Ils visitèrent les quartiers des moncles, enfoncèrent la porte de la première cabine, y découvrirent trois robes-noires qui, à en juger par leur état de décomposition, étaient décédés depuis un bon moment. Ils tombèrent sur quatre autres cadavres dans les appartements suivants, sur un cinquième dans une salle d’eau, mais le vieux moncle demeura introuvable. Ils aperçurent sur une table un cahier aux pages noircies et à demi déchirées, explorèrent un réduit où s’amoncelaient de nombreux appareils, un producteur d’énergie magnétique, des cloches de verre, des récipients de toute taille, des couveuses, des éprouvettes, des bouteilles à moitié remplies de solutions chimiques, un microscope…
« L’antre du monstre, marmonna Lœllo.
— J’ai aussi été un monstre, murmura Abzalon.
— Lui est un lâche. Il n’a pas eu le courage de faire lui-même le boulot. J’espère qu’il sera encore en vie quand on lui mettra le grappin dessus. En tout cas, mon antenne ne bronche pas : y a pas de serpensecs dans le coin.
— Ils ont fait deux mille morts chez les Kroptes pendant qu’ils en faisaient mille chez les deks.
— Ils auraient installé leur nid chez les culs-bénis ? Possible : entre serpents on se comprend…
— Je te rappelle que ton fils fraye avec une Kropte.
— Les réactions de nos gosses nous dépassent, Ab. »
Un spectacle de désolation les attendait dans les quartiers kroptes. Les cadavres jonchaient par dizaines les coursives et les places. Par les portes entrebâillées, ils aperçurent d’autres corps à l’intérieur des appartements, ils virent des hommes, des femmes, des enfants et même des eulans s’équiper hâtivement de combinaisons. Ils déambulèrent au hasard, explorèrent un grand nombre de cabines inoccupées, gravirent des successions d’escaliers, atteignirent le dernier niveau, rencontrèrent des femmes aux yeux morts qui n’avaient pas encore reçu de combinaisons bien que leur infirmité les rendît particulièrement vulnérables. Il ne restait d’ailleurs qu’une vingtaine de survivantes qui, à tâtons, s’affairaient à dévêtir les cadavres de leurs compagnes et à les transporter dans une pièce isolée. Elles s’interrompirent dans leur tâche lorsqu’elles perçurent le pas des deux hommes, se resserrèrent les unes contre les autres, visiblement inquiètes. De nombreux boutons manquaient à leurs robes déchirées, souillées par la transpiration.
Abzalon posa le foudroyeur contre sa jambe, défit le haut de sa combinaison, abaissa sa têtière. Du coin de l’œil, il entrevit les éclats réprobateurs des yeux de Lœllo derrière le verre de son hublot.

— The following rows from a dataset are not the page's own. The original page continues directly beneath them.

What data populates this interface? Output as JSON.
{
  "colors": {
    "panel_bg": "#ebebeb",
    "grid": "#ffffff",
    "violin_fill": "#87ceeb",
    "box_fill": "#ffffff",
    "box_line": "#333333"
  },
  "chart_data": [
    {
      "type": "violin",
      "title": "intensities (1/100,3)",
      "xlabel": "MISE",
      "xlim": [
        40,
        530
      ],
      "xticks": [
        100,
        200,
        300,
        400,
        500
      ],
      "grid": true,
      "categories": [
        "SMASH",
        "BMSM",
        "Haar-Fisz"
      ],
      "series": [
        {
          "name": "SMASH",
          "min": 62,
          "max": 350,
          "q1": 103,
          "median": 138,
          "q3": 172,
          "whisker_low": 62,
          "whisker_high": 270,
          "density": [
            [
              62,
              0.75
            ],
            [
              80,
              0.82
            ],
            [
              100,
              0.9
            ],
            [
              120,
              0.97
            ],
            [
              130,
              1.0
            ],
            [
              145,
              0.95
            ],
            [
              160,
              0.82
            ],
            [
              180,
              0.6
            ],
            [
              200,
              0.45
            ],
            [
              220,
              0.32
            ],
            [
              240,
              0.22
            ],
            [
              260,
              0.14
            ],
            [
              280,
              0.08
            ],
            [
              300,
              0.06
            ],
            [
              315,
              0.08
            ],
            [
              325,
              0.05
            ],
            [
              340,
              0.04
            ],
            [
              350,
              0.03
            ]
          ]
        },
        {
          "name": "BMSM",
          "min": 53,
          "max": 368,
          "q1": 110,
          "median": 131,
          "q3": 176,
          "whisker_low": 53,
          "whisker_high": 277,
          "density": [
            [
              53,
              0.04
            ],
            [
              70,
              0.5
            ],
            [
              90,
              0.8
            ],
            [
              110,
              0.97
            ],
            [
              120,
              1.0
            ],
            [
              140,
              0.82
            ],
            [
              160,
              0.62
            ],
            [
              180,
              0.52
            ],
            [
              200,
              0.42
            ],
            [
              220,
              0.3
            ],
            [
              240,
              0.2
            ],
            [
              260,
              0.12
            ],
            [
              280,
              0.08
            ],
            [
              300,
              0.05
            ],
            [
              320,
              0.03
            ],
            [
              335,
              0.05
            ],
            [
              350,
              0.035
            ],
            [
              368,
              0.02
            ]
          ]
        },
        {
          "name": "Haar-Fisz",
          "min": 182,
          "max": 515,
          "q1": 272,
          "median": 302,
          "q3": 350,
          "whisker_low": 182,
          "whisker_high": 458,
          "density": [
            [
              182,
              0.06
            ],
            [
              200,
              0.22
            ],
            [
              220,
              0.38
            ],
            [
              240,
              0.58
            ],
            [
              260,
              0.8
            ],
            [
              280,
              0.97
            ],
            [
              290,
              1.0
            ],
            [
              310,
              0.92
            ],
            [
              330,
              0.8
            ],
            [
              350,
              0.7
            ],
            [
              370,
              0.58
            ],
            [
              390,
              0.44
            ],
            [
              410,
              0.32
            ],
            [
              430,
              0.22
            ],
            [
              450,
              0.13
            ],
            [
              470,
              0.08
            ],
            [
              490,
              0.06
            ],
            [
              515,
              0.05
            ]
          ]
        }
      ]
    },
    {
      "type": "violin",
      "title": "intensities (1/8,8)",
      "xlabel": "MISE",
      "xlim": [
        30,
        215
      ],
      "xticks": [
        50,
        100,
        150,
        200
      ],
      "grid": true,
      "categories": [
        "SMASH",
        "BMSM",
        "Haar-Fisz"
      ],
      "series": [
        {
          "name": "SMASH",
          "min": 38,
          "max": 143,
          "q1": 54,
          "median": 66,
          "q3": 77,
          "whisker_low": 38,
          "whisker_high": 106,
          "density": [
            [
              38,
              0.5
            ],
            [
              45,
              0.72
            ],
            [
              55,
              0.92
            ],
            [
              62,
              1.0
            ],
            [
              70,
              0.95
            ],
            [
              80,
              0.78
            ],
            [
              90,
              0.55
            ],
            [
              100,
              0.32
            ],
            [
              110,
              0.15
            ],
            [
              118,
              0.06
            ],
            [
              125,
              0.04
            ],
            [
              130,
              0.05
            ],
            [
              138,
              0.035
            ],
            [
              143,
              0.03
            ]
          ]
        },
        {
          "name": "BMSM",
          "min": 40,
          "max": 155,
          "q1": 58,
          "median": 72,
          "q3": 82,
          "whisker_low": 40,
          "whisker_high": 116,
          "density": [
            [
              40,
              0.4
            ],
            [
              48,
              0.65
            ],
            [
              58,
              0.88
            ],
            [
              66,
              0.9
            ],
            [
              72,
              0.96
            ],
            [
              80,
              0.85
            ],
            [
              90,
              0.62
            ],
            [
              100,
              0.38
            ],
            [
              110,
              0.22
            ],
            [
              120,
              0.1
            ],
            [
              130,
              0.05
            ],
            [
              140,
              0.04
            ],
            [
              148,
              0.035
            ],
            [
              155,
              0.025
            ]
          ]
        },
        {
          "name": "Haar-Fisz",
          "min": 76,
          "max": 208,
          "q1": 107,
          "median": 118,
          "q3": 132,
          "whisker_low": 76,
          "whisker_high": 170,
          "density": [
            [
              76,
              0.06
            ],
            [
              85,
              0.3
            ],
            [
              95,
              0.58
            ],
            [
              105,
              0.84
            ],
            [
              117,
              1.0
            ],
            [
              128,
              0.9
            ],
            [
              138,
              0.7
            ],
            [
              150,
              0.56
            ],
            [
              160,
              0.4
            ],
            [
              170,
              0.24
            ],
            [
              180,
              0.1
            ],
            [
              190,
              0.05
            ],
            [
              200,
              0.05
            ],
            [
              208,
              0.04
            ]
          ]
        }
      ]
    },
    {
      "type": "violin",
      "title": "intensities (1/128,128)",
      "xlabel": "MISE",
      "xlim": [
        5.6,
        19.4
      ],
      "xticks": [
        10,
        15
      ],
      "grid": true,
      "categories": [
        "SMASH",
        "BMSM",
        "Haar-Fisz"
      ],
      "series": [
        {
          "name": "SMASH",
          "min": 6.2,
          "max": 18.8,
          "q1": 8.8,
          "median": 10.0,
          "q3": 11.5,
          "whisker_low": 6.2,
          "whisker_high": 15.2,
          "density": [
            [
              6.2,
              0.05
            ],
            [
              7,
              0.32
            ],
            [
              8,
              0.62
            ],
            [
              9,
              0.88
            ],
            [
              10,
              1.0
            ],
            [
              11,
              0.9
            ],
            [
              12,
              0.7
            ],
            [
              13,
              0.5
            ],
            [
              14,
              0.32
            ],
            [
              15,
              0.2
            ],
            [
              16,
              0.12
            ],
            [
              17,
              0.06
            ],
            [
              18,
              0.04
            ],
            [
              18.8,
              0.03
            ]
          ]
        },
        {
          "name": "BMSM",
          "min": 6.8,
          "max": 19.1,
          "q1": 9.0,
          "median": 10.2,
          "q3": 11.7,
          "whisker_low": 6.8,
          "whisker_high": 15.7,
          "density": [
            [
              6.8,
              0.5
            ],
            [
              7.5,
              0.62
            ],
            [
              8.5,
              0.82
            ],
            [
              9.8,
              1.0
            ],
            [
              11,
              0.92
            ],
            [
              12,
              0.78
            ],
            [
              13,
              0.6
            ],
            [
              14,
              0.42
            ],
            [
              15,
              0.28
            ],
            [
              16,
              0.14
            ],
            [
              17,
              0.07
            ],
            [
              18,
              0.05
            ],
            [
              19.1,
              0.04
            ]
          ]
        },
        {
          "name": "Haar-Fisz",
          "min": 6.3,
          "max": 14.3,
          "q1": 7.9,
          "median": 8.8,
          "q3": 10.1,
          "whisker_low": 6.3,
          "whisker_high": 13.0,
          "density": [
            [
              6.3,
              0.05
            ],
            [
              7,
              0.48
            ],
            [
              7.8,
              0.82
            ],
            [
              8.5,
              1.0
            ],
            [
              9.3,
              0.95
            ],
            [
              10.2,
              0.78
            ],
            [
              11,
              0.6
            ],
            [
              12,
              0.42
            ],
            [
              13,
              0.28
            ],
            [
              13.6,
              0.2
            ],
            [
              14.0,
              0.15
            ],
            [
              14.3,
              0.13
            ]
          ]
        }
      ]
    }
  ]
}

« Ayez pas peur, déclara-t-il. Vous allez bientôt recevoir des combinaisons qui vous protégeront des serpensecs. Nous fouillons le vaisseau pour essayer de les éliminer.
— Qui parle ? demanda l’une d’elles.
— Je m’appelle Abzalon. Je suis un dek.
— Vous êtes l’époux d’Ellula, n’est-ce pas ? Djema m’a beaucoup parlé de vous. Je suis Sorama, la mère de Maran.
— C’est justement Maran qui s’occupe de distribuer les combinaisons…
— Je lui ai ordonné de nous servir en dernier. Nous sommes des bouches inutiles.
— J’vois pas de bouches inutiles ici, mais des femmes qui ont aidé nos gosses à s’approvisionner pendant la panne des chariots automatiques. »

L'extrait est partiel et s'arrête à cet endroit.